Bunun yanı sıra, şartlar uygun olduğunda, özellikle babamın, koleksiyonumuzdaki eserlerden oluşan bir müze kurma projemiz var.
Artık çoğu sektör dijital dünyanın etkisiyle kabuk değiştiriyor. Peki siz kendi sektörünüz için bu etkileşimi nasıl değerlendiriyorsunuz?
Bence her şey evrim geçiriyor; bakış açılarımız, beğenilerimiz, düşüncelerimiz de evrim geçiriyor. Kabuk değiştirmeliyiz ki bir sonraki adıma geçebilelim. Sanayici ve yatırımcı olarak birçok farklı şapkam var. Aynı zamanda da girişimciyim: Kendi ürettiğim ya da başkalarıyla birlikte ürettiğim fikirleri hayata geçiriyorum. Özellikle uzun yıllar boyu otomotiv sektöründe olduğumuz için bu konuda ciddi çalışmalar yürütüyoruz. Tüm dünya teknolojiyi de kullanarak şehirlerin problemlerine çözüm üretmek için çalışıyor. Bunlardan belki de en kritiği ulaşım ve trafik. Akıllı ulaşım teknolojileri, bu probleme çözümleriyle beraber geliyor.
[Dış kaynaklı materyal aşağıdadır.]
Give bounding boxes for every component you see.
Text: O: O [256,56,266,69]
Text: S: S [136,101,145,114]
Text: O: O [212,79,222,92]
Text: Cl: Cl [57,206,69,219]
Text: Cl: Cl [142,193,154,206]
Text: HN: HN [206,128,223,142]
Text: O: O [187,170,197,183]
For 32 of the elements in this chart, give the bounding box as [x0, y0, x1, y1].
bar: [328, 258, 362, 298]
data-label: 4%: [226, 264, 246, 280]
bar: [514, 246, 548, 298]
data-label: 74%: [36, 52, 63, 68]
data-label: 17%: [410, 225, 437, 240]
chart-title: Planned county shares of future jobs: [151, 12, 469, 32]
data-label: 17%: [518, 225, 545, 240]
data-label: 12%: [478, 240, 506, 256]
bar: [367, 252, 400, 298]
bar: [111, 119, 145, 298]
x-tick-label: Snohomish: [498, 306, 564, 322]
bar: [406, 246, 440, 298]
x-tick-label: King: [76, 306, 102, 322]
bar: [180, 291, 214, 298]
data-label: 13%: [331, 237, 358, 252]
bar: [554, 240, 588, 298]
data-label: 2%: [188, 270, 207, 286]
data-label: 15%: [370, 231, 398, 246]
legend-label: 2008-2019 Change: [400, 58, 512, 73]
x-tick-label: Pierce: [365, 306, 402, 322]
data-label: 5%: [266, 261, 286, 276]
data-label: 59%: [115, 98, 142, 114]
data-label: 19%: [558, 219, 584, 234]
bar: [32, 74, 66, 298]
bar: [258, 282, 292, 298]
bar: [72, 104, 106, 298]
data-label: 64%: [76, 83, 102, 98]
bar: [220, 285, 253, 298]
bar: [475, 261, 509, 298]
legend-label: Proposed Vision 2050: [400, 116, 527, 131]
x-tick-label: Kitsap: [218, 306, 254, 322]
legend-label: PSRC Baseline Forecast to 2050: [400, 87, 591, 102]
Otonom araçlar, elektrikli araçlar, mikromobilite, drone delivery, gerçek zamanlı optimizasyon ve tahminleme sistemleri… Bu teknolojiler, daha doğrusu mega trendler, ulaşımı ve aynı zamanda otomotiv başta olmak üzere birçok sektörü yıkıcı bir şekilde değiştiriyor. Gelen trendleri doğru analiz edebilmek, fırsatları yakalayabilmek ve ilgili akıllı ulaşım sistemlerine yatırım yapabilmek adına, kurumsal risk sermayesi fonumuz F+ Ventures kurduk. F+ Ventures’ı ilk kurduğumuzda hedefimizi “yeni dalgayı yakalamak” olarak belirlemiştik. Bugün yaptığımız yatırımlardan öğrenimlerimizle artık yeni fonumuzda değişim dalgasının öncü oyuncularından biri haline gelmeyi amaçlıyoruz. F+ Ventures ile gelecek teknolojilerini yakından izliyor, yatırım yapıyor ve öğrendiklerimizi geleceği birlikte tasarlamak için kurduğumuz dönüşüm aracımız Fark Labs ile hayata geçiriyoruz.
En az sanat kadar teknolojiyle de iç içe olduğunuzu söyleyebiliriz. Bu dünyaya dahil olmak ve teknolojinin gücünden faydalanmak neler hissettiriyor?
Zor bir coğrafyada yaşıyoruz. Ben asıl işimi bu zor coğrafyada transformasyon olarak tanımlıyorum. Bu dönüşümü sağlayabilmek içinse en çok ihtiyaç duyduğumuz şey teknoloji. Teknoloji çok hızlı değişiyor ve aynı hızda takip edip hayata geçirebildiğiniz sürece şirketleriniz yeni gelişmelere uyum sağlayabiliyor.
“Kadınların güçlerinin farkında olup buna göre davranmalarını, başarılı olabilmek için ille de erkek gibi davranmaya gerek olmadığını ve kadınların kadın gibi davranarak girişim ekosistemine çok büyük katma değer sağlayabileceklerini düşünüyorum.”